Specifically, the district opted out of a waiver from the sweeping education law known as the No Child Left Behind Act. The district’s waiver was secured by the California Office to Reform Education, or CORE. Sacramento teachers and parents criticized former district Superintendent Jonathan Raymond for joining CORE with little input from stakeholders or democratic oversight by the school board.
Patrick Kennedy, the board of education president, announced the district’s withdrawal from the CORE waiver last week at Sacramento City Teachers Association headquarters. “The way that [it] was developed was probably not as collaborative as it should have been, and it was clear that it was becoming a distraction from being able to get the important things done,” he told SN&R.
CORE, a nonprofit consortium of 10 California school districts, representing more than 1 million of the state’s 6.3 million students, obtained the waiver for the 2013-2014 school year to avoid federal penalties tied to student test performance.
Until last week, district staff were preparing to file renewal paperwork with the U.S. Department of Education by May 1. But fully implementing the waiver wouldn’t have been possible without the teachers union agreeing to an evaluation system in their next contract, under negotiation now.

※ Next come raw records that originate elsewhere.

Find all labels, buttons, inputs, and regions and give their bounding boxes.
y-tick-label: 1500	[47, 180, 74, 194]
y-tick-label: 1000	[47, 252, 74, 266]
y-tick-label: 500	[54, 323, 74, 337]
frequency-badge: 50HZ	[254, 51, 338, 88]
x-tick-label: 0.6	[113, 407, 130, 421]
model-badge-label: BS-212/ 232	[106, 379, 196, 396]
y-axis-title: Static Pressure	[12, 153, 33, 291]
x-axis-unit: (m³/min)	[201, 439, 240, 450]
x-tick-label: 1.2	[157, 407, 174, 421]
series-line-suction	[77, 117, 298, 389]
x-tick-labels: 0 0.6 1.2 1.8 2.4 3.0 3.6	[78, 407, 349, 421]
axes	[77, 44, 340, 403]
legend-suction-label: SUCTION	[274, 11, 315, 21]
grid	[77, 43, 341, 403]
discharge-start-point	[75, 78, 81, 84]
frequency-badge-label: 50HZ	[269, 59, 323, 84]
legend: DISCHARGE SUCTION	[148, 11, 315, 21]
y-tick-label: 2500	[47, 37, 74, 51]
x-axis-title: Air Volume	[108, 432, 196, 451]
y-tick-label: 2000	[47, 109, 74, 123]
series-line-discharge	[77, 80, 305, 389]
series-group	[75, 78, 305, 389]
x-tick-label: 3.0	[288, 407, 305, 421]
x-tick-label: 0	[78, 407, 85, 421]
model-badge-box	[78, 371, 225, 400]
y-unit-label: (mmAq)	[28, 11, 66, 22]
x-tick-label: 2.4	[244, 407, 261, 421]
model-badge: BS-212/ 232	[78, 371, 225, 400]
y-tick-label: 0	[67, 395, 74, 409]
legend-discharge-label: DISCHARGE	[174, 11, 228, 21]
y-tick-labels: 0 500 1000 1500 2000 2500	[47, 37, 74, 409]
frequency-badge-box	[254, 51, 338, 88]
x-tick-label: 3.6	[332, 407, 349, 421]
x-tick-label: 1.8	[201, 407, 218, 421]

Kennedy, who is running for county supervisor, said the district is seeking legal clarification on whether it will be subject to NCLB testing and spending requirements starting July 1, or be shielded by the statewide waiver granted to the California Department of Education on March 7.
CORE spokeswoman Hilary McLean said the school district remains part of the consortium, just not the NCLB waiver. “All 10 districts continue to meet and collaborate on common core implementation and other areas of common interest,” she said.
NCLB technically lapsed in 2007, but Congress has continued to fund education under its terms in the absence of a bipartisan agreement to fix the flawed reform effort.
Sacramento Mayor Kevin Johnson termed the district’s decision a “real loss for the city’s kids” on Twitter. Johnson’s wife Michelle Rhee founded StudentsFirst, which endorsed the CORE waiver last year.
Sacramento Teachers Association president Nikki Milevsky said withdrawing from CORE helps clear the air at the start of the bargaining process. “Now we get to sit down with a partner that shares our beliefs and isn’t driven by an outside force telling them to have different beliefs,” she said.
The association hopes the next two- or three-year agreement will be wrapped up later this year.